No entanto, “o aumento da demanda de eletricidade por conta da eletrificação dos portos exige o reforço das redes elétricas locais”, observa Bruno Nicolas, diretor da marca Actemium, que acaba de criar a Actemium Marine.

O transporte fluvial não foge a essa tendência. Com uma pegada de carbono três a cinco vezes melhor do que a do transporte rodoviário, o transporte fluvial tem uma carta na manga para aumentar sua vantagem. Os participantes envolvidos estão testando diferentes caminhos para chegar à neutralidade de carbono. Muitos recursos estão sendo empregados, tanto para melhorar a eficiência ambiental dos barcos e suas emissões de poluentes (barcos elétricos, híbridos, movidos a hidrogênio etc.) quanto para modernizar as vias navegáveis.

Basta ver a modernização das eclusas da rede Centre-Bourgogne, comandada pela Voies Navigables de France (VNF) com a ajuda da VINCI Energies, e a eletrificação das Vedettes de Paris no rio Sena. No contexto da transição ecológica, o desafio é imenso em um país como a França, que possui a maior rede de vias navegáveis da Europa.
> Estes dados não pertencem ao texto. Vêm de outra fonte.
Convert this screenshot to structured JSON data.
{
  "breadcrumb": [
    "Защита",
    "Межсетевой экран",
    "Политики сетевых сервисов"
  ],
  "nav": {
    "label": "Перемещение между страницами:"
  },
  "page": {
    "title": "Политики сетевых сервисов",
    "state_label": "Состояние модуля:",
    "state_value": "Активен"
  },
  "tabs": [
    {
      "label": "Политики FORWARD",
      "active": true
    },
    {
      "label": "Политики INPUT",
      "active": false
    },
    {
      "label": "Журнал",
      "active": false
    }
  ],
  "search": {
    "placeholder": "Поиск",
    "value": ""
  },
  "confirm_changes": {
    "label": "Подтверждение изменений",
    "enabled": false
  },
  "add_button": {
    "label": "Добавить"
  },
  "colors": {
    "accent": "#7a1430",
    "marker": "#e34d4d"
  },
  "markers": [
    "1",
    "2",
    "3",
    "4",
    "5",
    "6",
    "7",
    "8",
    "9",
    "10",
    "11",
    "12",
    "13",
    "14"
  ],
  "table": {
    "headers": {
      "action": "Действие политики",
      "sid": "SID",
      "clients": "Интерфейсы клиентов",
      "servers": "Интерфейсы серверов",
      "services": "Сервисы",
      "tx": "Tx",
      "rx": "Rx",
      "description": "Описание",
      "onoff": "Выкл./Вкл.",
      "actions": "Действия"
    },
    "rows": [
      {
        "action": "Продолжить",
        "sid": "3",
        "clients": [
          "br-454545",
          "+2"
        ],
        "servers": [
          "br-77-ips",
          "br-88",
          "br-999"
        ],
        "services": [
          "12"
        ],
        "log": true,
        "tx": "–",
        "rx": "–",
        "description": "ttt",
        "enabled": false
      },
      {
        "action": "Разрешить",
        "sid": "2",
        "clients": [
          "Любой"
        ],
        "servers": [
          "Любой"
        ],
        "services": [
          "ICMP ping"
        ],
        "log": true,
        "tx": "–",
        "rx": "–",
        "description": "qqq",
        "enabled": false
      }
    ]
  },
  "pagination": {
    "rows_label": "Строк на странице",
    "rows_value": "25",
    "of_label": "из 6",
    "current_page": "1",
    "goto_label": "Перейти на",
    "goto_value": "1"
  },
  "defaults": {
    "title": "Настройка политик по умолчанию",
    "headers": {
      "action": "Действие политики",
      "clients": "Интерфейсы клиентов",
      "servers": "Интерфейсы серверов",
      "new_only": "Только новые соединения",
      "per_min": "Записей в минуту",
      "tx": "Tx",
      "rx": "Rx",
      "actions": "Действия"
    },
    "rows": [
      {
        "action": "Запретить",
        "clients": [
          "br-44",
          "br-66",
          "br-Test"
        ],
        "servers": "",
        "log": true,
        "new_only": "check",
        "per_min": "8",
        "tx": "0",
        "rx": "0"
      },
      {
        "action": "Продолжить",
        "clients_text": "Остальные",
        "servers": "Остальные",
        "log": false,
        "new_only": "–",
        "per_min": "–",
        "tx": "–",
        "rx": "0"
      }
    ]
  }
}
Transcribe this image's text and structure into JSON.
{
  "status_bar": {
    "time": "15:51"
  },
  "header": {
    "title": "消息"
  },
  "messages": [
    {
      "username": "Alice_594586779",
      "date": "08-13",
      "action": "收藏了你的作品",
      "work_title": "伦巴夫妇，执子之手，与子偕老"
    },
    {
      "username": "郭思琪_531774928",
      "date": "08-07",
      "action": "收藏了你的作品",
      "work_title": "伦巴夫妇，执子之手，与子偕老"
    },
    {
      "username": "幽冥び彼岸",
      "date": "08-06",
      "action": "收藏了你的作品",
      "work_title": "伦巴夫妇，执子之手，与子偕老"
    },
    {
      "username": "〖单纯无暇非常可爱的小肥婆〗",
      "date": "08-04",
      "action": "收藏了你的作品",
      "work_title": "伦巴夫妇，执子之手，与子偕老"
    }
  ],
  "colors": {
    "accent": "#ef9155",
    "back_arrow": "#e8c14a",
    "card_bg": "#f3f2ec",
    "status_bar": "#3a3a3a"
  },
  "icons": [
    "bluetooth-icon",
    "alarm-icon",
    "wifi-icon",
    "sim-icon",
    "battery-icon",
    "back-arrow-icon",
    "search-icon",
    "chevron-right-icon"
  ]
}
Três soluções e algumas limitações

Seja nos mares ou nos rios, há três maneiras de dispensar o óleo combustível pesado, segundo Bruno Nicolas.

“A maneira mais simples é o aprimoramento operacional (otimização das rotas e do gerenciamento de energia a bordo usando tecnologia digital, redução da velocidade, etc.), explica o diretor da Actemium. A segunda solução é técnica, melhorando o design dos navios (hidrodinâmica, modernização dos motores, auxílio de velas, etc.). Por último, há o uso de combustíveis alternativos (GNL, biocombustíveis, e-combustíveis como hidrogênio, e-metano, e-metanol e amônia), imprescindíveis para descarbonizar o transporte marítimo”.

No entanto, os especialistas alertam que ainda há incertezas e até limitações em relação aos vários vetores alternativos de energia.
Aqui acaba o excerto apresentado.